HUNTSVILLE, Ala. (WHNT) - The Supreme Court took in oral arguments on Association For Molecular Pathology v. Myriad Genetics.
At Kailos Genetics, they pay close attention.
They're doing all kinds of genetic research here, and if the high court upholds current practices, it could put a chill on the industry.
Kailos Chief Strategy Officer Mike Walters explains the basics of the case, "It really focuses on one company, Myriad Genetics, who holds a patent or multiple patents around two genes, BRCA-1 and BRCA-2. These two genes are known to be able to predict a hereditary risk of cancer, both ovarian cancer and breast cancer."
When genes 'belong' to a company so to speak, other companies have to be cautious in their own research.
Patenting genes has become common practice.
Walters says, "About 20% are currently patented. So that could potentially restrict other companies from providing a similar test. It could prevent researchers from pursuing research opportunities to find new genetic variants within those same genes."
And that drives up prices for researchers and doctors.

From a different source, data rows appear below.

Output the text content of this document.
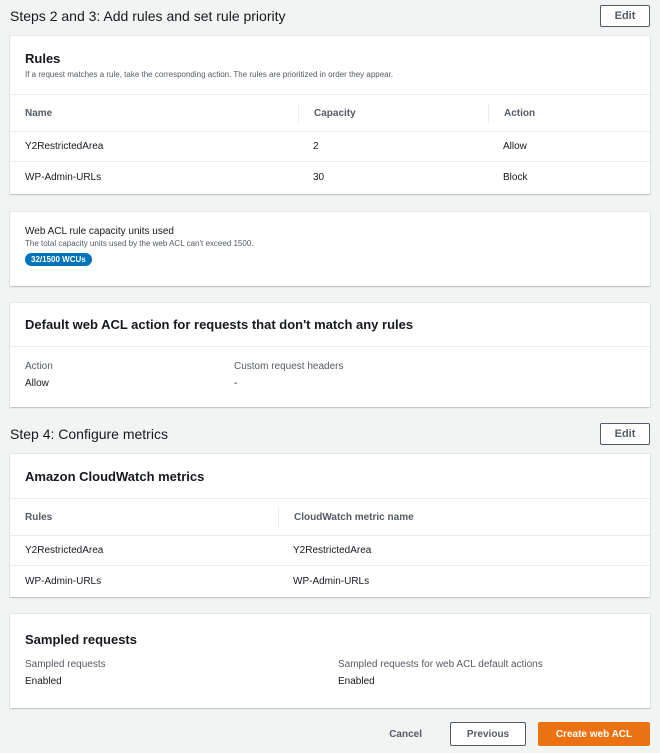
Steps 2 and 3: Add rules and set rule priority	Edit
Rules
If a request matches a rule, take the corresponding action. The rules are prioritized in order they appear.
Name	Capacity	Action
Y2RestrictedArea	2	Allow
WP-Admin-URLs	30	Block
Web ACL rule capacity units used
The total capacity units used by the web ACL can't exceed 1500.
32/1500 WCUs
Default web ACL action for requests that don't match any rules
Action
Allow
Custom request headers
-
Step 4: Configure metrics	Edit
Amazon CloudWatch metrics
Rules	CloudWatch metric name
Y2RestrictedArea	Y2RestrictedArea
WP-Admin-URLs	WP-Admin-URLs
Sampled requests
Sampled requests
Enabled
Sampled requests for web ACL default actions
Enabled
Cancel	Previous	Create web ACL
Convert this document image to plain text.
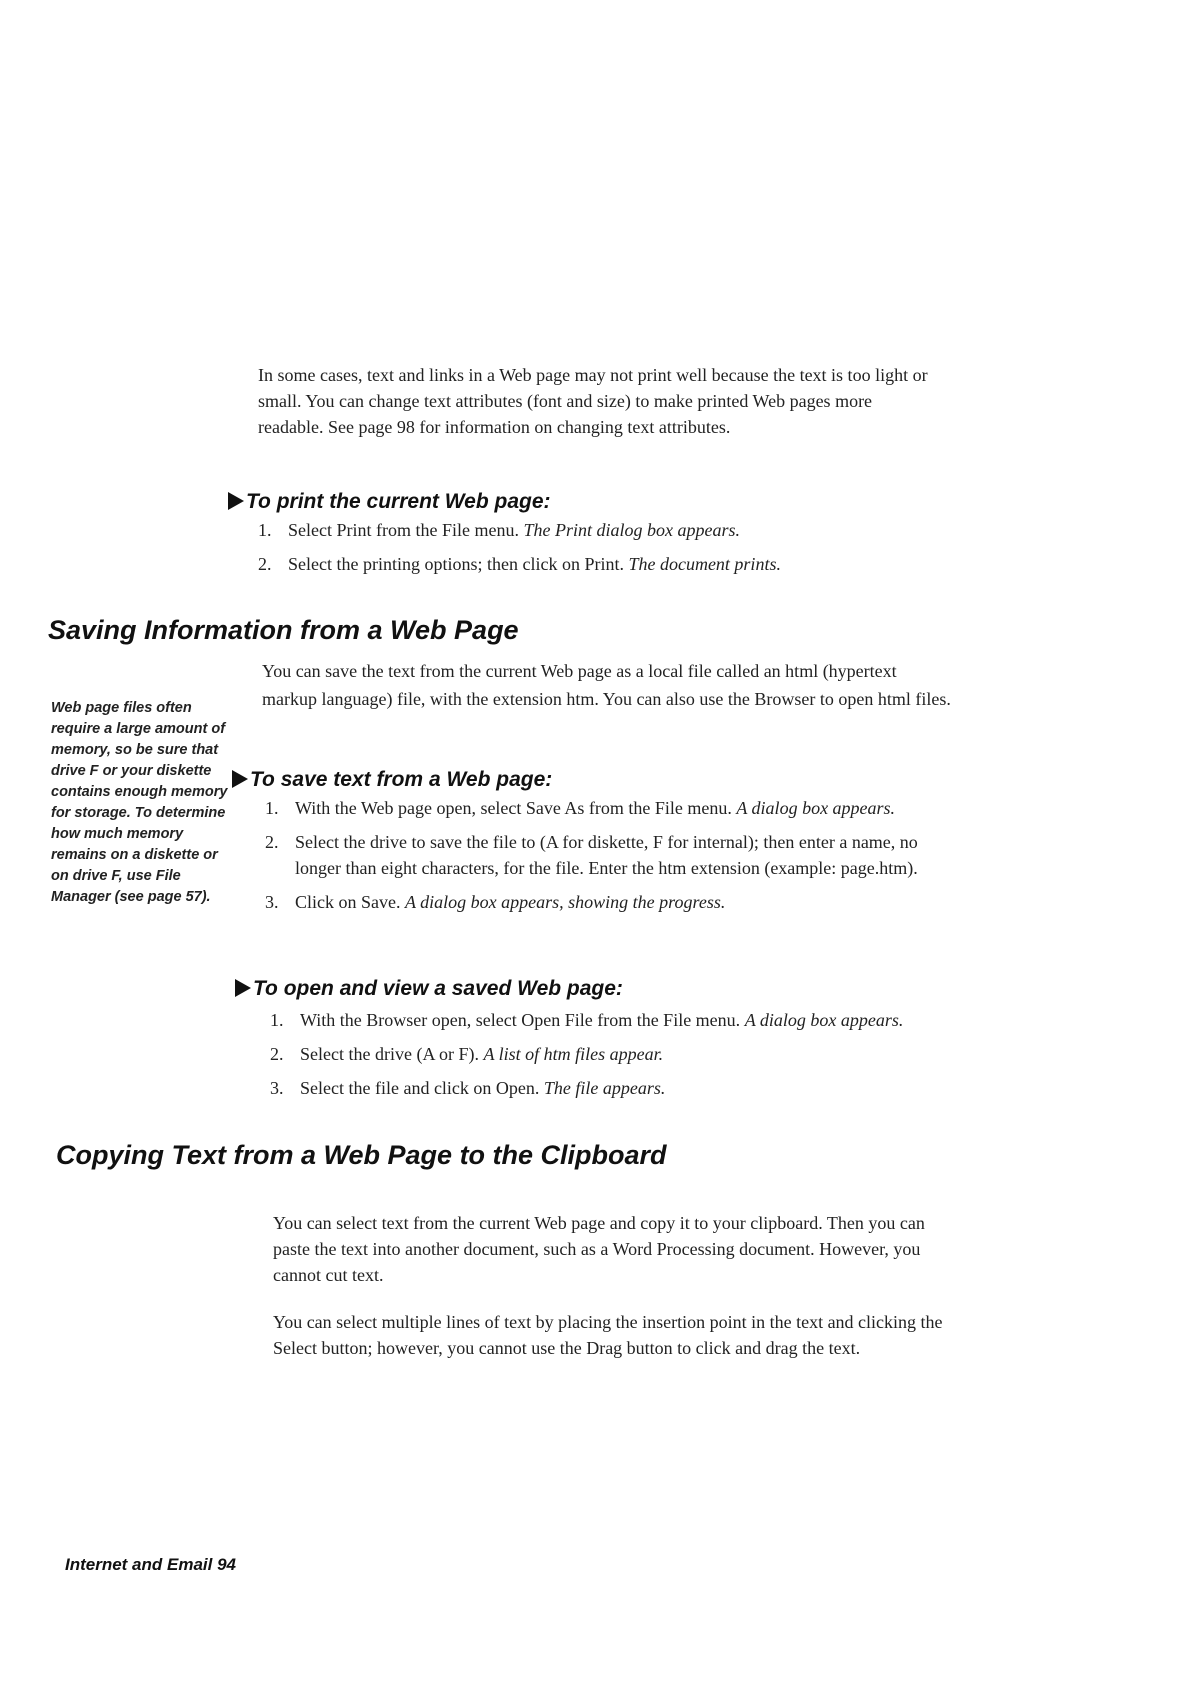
In some cases, text and links in a Web page may not print well because the text is too light or small. You can change text attributes (font and size) to make printed Web pages more readable. See page 98 for information on changing text attributes.
To print the current Web page:
1. Select Print from the File menu. The Print dialog box appears.
2. Select the printing options; then click on Print. The document prints.
Saving Information from a Web Page
You can save the text from the current Web page as a local file called an html (hypertext markup language) file, with the extension htm. You can also use the Browser to open html files.
Web page files often require a large amount of memory, so be sure that drive F or your diskette contains enough memory for storage. To determine how much memory remains on a diskette or on drive F, use File Manager (see page 57).
To save text from a Web page:
1. With the Web page open, select Save As from the File menu. A dialog box appears.
2. Select the drive to save the file to (A for diskette, F for internal); then enter a name, no longer than eight characters, for the file. Enter the htm extension (example: page.htm).
3. Click on Save. A dialog box appears, showing the progress.
To open and view a saved Web page:
1. With the Browser open, select Open File from the File menu. A dialog box appears.
2. Select the drive (A or F). A list of htm files appear.
3. Select the file and click on Open. The file appears.
Copying Text from a Web Page to the Clipboard
You can select text from the current Web page and copy it to your clipboard. Then you can paste the text into another document, such as a Word Processing document. However, you cannot cut text.
You can select multiple lines of text by placing the insertion point in the text and clicking the Select button; however, you cannot use the Drag button to click and drag the text.
Internet and Email 94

Walters explains, "I think that whenever one company has exclusivity, and we know this from the pharmaceutical world when a company has exclusivity around a drug before a generic enters, they tend to get a higher price."
That means if the court upholds current practices, you'll have to pay far more for potentially life saving tests.
Still, it's not a simple decision.
On the business side - it makes sense to patent genes.
Walters explains, "A lot of the funding for basic research comes from the commercial side of the business. So their argument is, without the incentives to have patents, to have protection, and an exclusivity period, they will no longer be able to invest their shareholder dollars into these areas."
So without patents, there's less incentive and money to spur research.
It was that promise that brought researchers to BRCA-1 and BRCA-2, the two genes in question in the lawsuit.
But from the research perspective, what's the point of finding the genes if they can't be used freely for the greater good?
Walters elaborates, "On the flip side of the coin are the researches that say, we can't continue to look at BRCA-1 and BRCA-2 to find if there are other novel mutations that Myriad has yet to discover, and even if we could, they would belong to Myriad."
Hence the quandary.
Walters sums it up, "There's always going to be a tension, and I think it's a productive tension within our country, between granting somebody exclusivity so they'll invest the dollars and at the same time ensuring that does not block access for broader research and access to patients. And ultimately, it's up to the high court to make the decision on that compromise on where we find that balance."